UPDATE: 21 Sep, 2011 – We Were Here is opening in Toronto on Friday, Sep 30 at the Carlton Cinemas, 20 Carlton St, Toronto. There will be a series of events that weekend featuring one of the film’s subjects, Ed Wolf.
Friday, Sep 30, 7:00 pm – Q & A with film subject Ed Wolf
Friday, Sep 30, 9:15 pm – Q & A with film subject Ed Wolf
Saturday, Oct 1, 1:20 pm – Panel discussion: Connecting the Past to the Present
Saturday, Oct 1, 4:00 pm – Panel discussion: Women on the Front Lines
Saturday, Oct 1, 7:00 pm – Q & A with film subject Ed Wolf
Saturday, Oct 1, 9:15 pm – Q & A with film subject Ed Wolf
Check your listings for additional showtimes.
wewereherefilm.com.
16 May 2011 – On June 5, 1981, 30 years ago, the US Centers for Disease Control reported a cluster of five gay men in Los Angeles who had come down with puzzling, and sometimes lethal, cases of pneumocystis pneumonia. You know what happened next.

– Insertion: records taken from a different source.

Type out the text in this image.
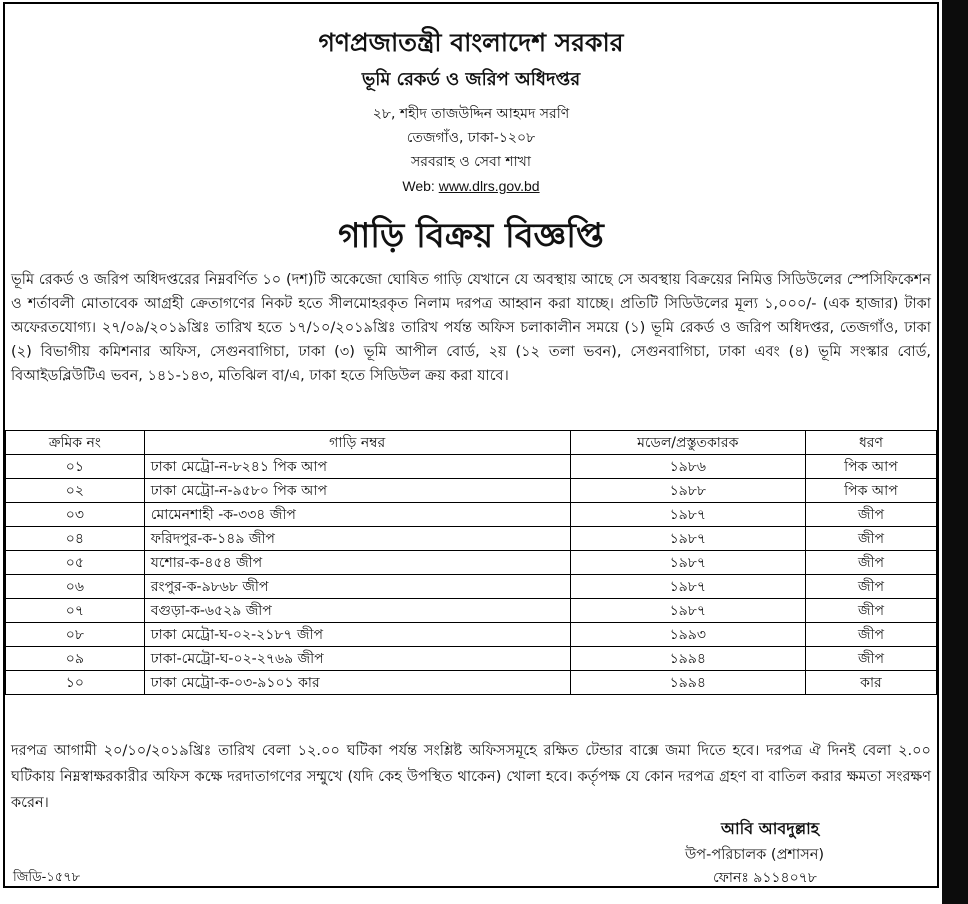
গণপ্রজাতন্ত্রী বাংলাদেশ সরকার
ভূমি রেকর্ড ও জরিপ অধিদপ্তর
২৮, শহীদ তাজউদ্দিন আহমদ সরণি
তেজগাঁও, ঢাকা-১২০৮
সরবরাহ ও সেবা শাখা
Web: www.dlrs.gov.bd
গাড়ি বিক্রয় বিজ্ঞপ্তি
ভূমি রেকর্ড ও জরিপ অধিদপ্তরের নিম্নবর্ণিত ১০ (দশ)টি অকেজো ঘোষিত গাড়ি যেখানে যে অবস্থায় আছে সে অবস্থায় বিক্রয়ের নিমিত্ত সিডিউলের স্পেসিফিকেশন ও শর্তাবলী মোতাবেক আগ্রহী ক্রেতাগণের নিকট হতে সীলমোহরকৃত নিলাম দরপত্র আহ্বান করা যাচ্ছে। প্রতিটি সিডিউলের মূল্য ১,০০০/- (এক হাজার) টাকা অফেরতযোগ্য। ২৭/০৯/২০১৯খ্রিঃ তারিখ হতে ১৭/১০/২০১৯খ্রিঃ তারিখ পর্যন্ত অফিস চলাকালীন সময়ে (১) ভূমি রেকর্ড ও জরিপ অধিদপ্তর, তেজগাঁও, ঢাকা (২) বিভাগীয় কমিশনার অফিস, সেগুনবাগিচা, ঢাকা (৩) ভূমি আপীল বোর্ড, ২য় (১২ তলা ভবন), সেগুনবাগিচা, ঢাকা এবং (৪) ভূমি সংস্কার বোর্ড, বিআইডব্লিউটিএ ভবন, ১৪১-১৪৩, মতিঝিল বা/এ, ঢাকা হতে সিডিউল ক্রয় করা যাবে।
ক্রমিক নং	গাড়ি নম্বর	মডেল/প্রস্তুতকারক	ধরণ
০১	ঢাকা মেট্রো-ন-৮২৪১ পিক আপ	১৯৮৬	পিক আপ
০২	ঢাকা মেট্রো-ন-৯৫৮০ পিক আপ	১৯৮৮	পিক আপ
০৩	মোমেনশাহী -ক-৩৩৪ জীপ	১৯৮৭	জীপ
০৪	ফরিদপুর-ক-১৪৯ জীপ	১৯৮৭	জীপ
০৫	যশোর-ক-৪৫৪ জীপ	১৯৮৭	জীপ
০৬	রংপুর-ক-৯৮৬৮ জীপ	১৯৮৭	জীপ
০৭	বগুড়া-ক-৬৫২৯ জীপ	১৯৮৭	জীপ
০৮	ঢাকা মেট্রো-ঘ-০২-২১৮৭ জীপ	১৯৯৩	জীপ
০৯	ঢাকা-মেট্রো-ঘ-০২-২৭৬৯ জীপ	১৯৯৪	জীপ
১০	ঢাকা মেট্রো-ক-০৩-৯১০১ কার	১৯৯৪	কার
দরপত্র আগামী ২০/১০/২০১৯খ্রিঃ তারিখ বেলা ১২.০০ ঘটিকা পর্যন্ত সংশ্লিষ্ট অফিসসমূহে রক্ষিত টেন্ডার বাক্সে জমা দিতে হবে। দরপত্র ঐ দিনই বেলা ২.০০ ঘটিকায় নিম্নস্বাক্ষরকারীর অফিস কক্ষে দরদাতাগণের সম্মুখে (যদি কেহ উপস্থিত থাকেন) খোলা হবে। কর্তৃপক্ষ যে কোন দরপত্র গ্রহণ বা বাতিল করার ক্ষমতা সংরক্ষণ করেন।
আবি আবদুল্লাহ
উপ-পরিচালক (প্রশাসন)
ফোনঃ ৯১১৪০৭৮
জিডি-১৫৭৮
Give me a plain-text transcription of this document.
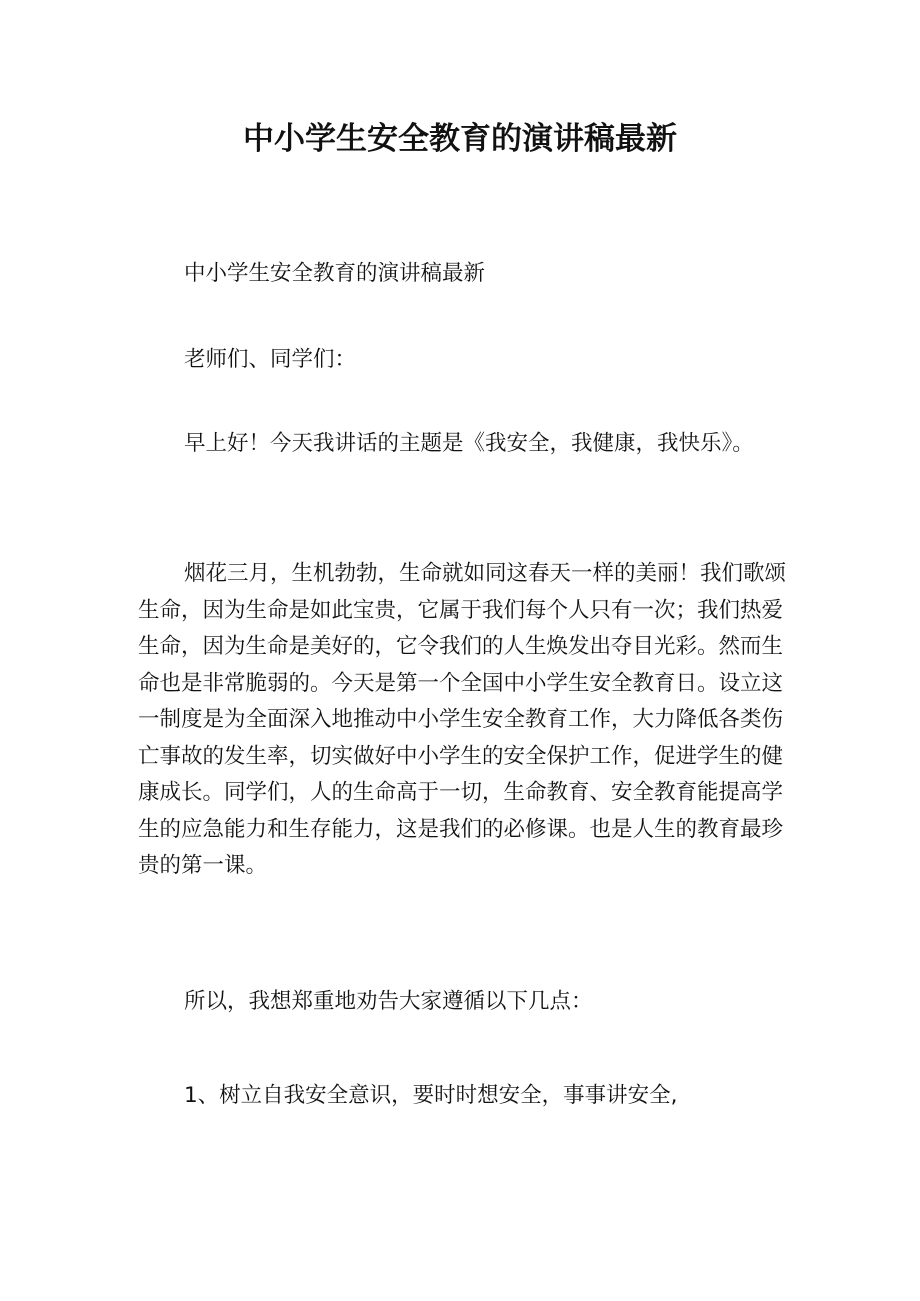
中小学生安全教育的演讲稿最新

中小学生安全教育的演讲稿最新

老师们、同学们：

早上好！今天我讲话的主题是《我安全，我健康，我快乐》。

烟花三月，生机勃勃，生命就如同这春天一样的美丽！我们歌颂生命，因为生命是如此宝贵，它属于我们每个人只有一次；我们热爱生命，因为生命是美好的，它令我们的人生焕发出夺目光彩。然而生命也是非常脆弱的。今天是第一个全国中小学生安全教育日。设立这一制度是为全面深入地推动中小学生安全教育工作，大力降低各类伤亡事故的发生率，切实做好中小学生的安全保护工作，促进学生的健康成长。同学们，人的生命高于一切，生命教育、安全教育能提高学生的应急能力和生存能力，这是我们的必修课。也是人生的教育最珍贵的第一课。

所以，我想郑重地劝告大家遵循以下几点：

1、树立自我安全意识，要时时想安全，事事讲安全,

Director David Weissman reviews the early days of the AIDS epidemic in San Francisco in his film We Were Here.
“HIV arrives first in San Francisco in probably ’76,” says San Francisco gay organizer Paul Boneberg. “By 1979 probably 10 percent of the gay men in that crowd were infected. By the time we discover that there is such a thing as AIDS in June of 1981, roughly 20 percent are infected. And by the time we get the test, so you can find out if you were, nearly 50 percent were infected.”
By 1997, the time antiretroviral therapies were saving so many lives, 15,548 San Franciscans had died.
This first half of the film is a beautiful series of recollections of those first horrible years when so many innocent young men were getting sick and dying. The subjects Weissman interviews, including – as well as Boneberg – Daniel Goldstein, Eileen Glutzer and Ed Wolf, are very gifted storytellers. Their skill contributes greatly to the film, adding a level of emotion that transcends the recitation of factual information and anger that so often inflects films in this genre.
Weissman spoke with Xtra‘s Peter Knegt. See the video below.
The second part of We Were Here examines the community support and the activist efforts in response to the political challenges facing the US gay community related to AIDS. The epidemic changed not only gay communities – there is a generation represented by only the very few who survive – but also the way mainstream society sees sexual minorities.
“Gay people were never seen as caregivers. They were seen as good-time people, having fun and being wild,” recounts Goldstein in the film. “All of a sudden we were the ultimate caregivers. It changed people’s view of the gay community in a huge way.”
The final part of the film is a hopeful analysis of how San Francisco’s gay community has built a new future that includes living with HIV.
“I would really like to be able to live long enough to know, ‘How does the epidemic actually come to an end… will it all finally, finally just stop?’”asks Wolf in the film.
We Were Here is beautifully shot and organized with compelling archival film and photography. It’s an excellent historical document – we should do more work like this to document Toronto’s gay stories – and, particularly if you have a connection to the San Francisco community, it’s a must see.